Kisah ia saat Jahiliah dituliskan dalam beberapa buku sastra:
Al Syaibani mengisahkan dari seorang syeikh dari Bani ‘Amir yang berkata: Kami pernah mengalami satu tahun kemarau yang telah membuat tanaman tidak tumbuh dan hewan tidak dapat mengeluarkan susu. Maka ada seorang di antara kami yang membawa keluarganya ke Al Hirah dan meninggalkan mereka di sana. Ia berkata kepada keluarganya: “Tunggulah aku di sini, hingga aku kembali lagi!”
Kemudian ia bersumpah kepada mereka bahwa ia tidak akan kembali menemui mereka lagi kecuali bila ia sudah mendapatkan uang atau ia mati.
Kemudian ia mempersiapkan bekal dan berangkat seharian penuh. Begitu malam tiba ia mendapati di hadapannya ada sebuah tenda dan dekat tenda tersebut ada seekor kuda yang sedang terikat. Maka ia langsung berujar: “Inilah ghanimah pertama!” dan ia berjalan ke arah kuda tersebut dan melepaskan ikatannya. Begitu ia ingin menungganginya ia mendengar sebuah suara yang memanggilnya: “Tinggalkan kuda itu, dan carilah harta lain untuk di ambil!”
Maka ia pun meninggalkan kuda tadi dan melanjutkan perjalanannya. Kemudian ia berjalan lagi selama 7 hari hingga ia sampai pada sebuah tempat penggembalaan unta. Di sebelah padang tadi terdapat sebuah tenda besar yang padanya ada sebuah kubah yang terbuat dari kulit menandakan kekayaan dan kenikmatan. Maka orang ini berujar dalam hati: “Padang ini pasti ada untanya, dan pasti tenda ini ada pemiliknya.”
Kemudian ia melihat ke dalam tenda –dan saat itu matahari sudah hampir tenggelam- ia melihat ada seorang berusia tua berada di dalam tenda. Maka ia duduk di belakang orang tua itu dan si orang tua tidak merasakan kehadirannya.

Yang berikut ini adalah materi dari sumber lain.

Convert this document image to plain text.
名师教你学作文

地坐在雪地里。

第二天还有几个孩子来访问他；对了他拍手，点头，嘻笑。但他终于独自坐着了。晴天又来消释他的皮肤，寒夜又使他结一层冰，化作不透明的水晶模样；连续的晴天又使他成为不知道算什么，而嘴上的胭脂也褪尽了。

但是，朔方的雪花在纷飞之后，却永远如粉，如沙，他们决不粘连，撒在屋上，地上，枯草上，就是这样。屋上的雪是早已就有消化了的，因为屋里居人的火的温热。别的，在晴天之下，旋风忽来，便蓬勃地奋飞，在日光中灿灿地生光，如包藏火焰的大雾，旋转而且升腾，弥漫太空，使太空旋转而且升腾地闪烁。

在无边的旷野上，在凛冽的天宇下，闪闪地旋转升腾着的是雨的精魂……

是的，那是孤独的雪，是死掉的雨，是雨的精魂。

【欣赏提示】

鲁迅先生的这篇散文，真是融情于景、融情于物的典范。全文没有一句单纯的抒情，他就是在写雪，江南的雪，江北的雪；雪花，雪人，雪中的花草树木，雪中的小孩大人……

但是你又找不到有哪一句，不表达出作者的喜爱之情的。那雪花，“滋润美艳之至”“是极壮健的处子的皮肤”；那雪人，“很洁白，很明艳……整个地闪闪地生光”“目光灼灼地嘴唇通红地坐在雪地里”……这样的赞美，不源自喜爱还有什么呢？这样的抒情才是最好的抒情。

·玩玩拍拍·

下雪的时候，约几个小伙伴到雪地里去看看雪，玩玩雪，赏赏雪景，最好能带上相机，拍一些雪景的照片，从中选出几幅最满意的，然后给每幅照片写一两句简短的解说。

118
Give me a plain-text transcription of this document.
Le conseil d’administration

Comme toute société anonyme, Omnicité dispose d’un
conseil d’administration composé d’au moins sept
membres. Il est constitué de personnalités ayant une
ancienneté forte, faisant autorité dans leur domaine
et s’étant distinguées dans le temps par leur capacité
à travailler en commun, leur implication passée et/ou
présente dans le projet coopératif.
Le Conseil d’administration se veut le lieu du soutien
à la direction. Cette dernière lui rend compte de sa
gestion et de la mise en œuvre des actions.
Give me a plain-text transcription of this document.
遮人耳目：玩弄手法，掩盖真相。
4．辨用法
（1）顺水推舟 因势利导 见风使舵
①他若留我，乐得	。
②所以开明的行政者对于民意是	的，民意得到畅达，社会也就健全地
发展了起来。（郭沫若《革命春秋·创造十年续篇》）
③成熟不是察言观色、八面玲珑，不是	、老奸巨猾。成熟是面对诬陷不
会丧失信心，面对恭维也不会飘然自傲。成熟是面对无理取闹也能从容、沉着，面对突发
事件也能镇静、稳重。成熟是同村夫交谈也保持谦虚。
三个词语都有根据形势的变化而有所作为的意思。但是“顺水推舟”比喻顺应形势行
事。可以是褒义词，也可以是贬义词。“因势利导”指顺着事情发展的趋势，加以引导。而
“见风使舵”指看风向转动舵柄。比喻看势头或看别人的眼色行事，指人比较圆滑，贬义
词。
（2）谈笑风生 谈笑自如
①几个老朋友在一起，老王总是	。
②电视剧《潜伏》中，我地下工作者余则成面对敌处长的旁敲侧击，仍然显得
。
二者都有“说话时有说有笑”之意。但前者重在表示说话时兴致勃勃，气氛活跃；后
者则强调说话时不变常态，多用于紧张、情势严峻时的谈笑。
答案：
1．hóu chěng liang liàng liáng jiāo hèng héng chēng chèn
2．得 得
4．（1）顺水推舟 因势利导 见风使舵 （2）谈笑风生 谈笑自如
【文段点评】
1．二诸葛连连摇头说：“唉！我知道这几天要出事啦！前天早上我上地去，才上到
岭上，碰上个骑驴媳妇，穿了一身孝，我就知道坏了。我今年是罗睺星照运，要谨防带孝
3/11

Tidak lama kemudian maka tenggelamlah matahari. Lalu datanglah seorang penunggang kuda yang belum pernah terlihat ada penunggang kuda yang lebih besar darinya yang mengenakan sadel begitu tinggi. Di sekelilingnya terdapat dua orang budak yang berjalan di sebelah kanan dan kirinya. Ia membawa kira-kira 100 unta bersamanya. Pada barisan terdepan ada unta pejantan yang begitu besar. Lalu berhentilah unta pejantan tadi dan berhenti juga unta-unta yang lain di sekelilingnya. Sejurus kemudian, penunggang kuda tadi berkata kepada salah seorang budaknya:
“Peraslah susu unta ini –ia menunjuk ke arah seekor unta betina yang gemuk- dan berilah susu tersebut kepada orang tua itu!” Maka budak tadi memeras susu unta sehingga sampai satu bejana penuh. Lalu ia meletakkan susu tersebut di hadapan orang tua tadi lalu mundur ke belakang untuk pamit. Lalu orang tua tadi meminumnya seteguk atau dua teguk, lalu menaruh kembali susu tadi… Maka orang yang menyelinap tadi berkata:
“Lalu aku mengendap ke arahnya dan aku mengambil bejana susu. Aku meminum semua susu yang tersisa.” Lalu budak tadi datang lagi dan mengambil bejana susu. Ia langsung berteriak: “Tuanku, orang tua ini telah meminum susu yang diberikan!” Langsung saja penunggang kuda tadi bergembira dan berkata: “Peraslah susu unta ini –ia menunjuk seekor unta lainnya- dan taruhlah bejana susu di depan orang tua!” Maka budak itupun melaksanakan apa yang diperintahkan. Lalu orang tua tadi meminumnya satu atau dua teguk lalu menaruh kembali bejananya. Akupun mengambilnya lagi dan aku meminum separuhnya. Aku tidak mau meminum semua susu karena khawatir akan membuat curiga si penunggang kuda.
Kemudian si penunggang kuda memerintahkan budaknya yang kedua untuk menyembelih seekor domba. Lalu budak tadi menyembelihnya. Kemudian si penunggang kuda memanggang daging domba tadi dan memberikannya kepada orang tua sehingga ia merasa kenyang. Lalu si penunggang kuda memakan sisa kambing tadi bersama kedua budaknya.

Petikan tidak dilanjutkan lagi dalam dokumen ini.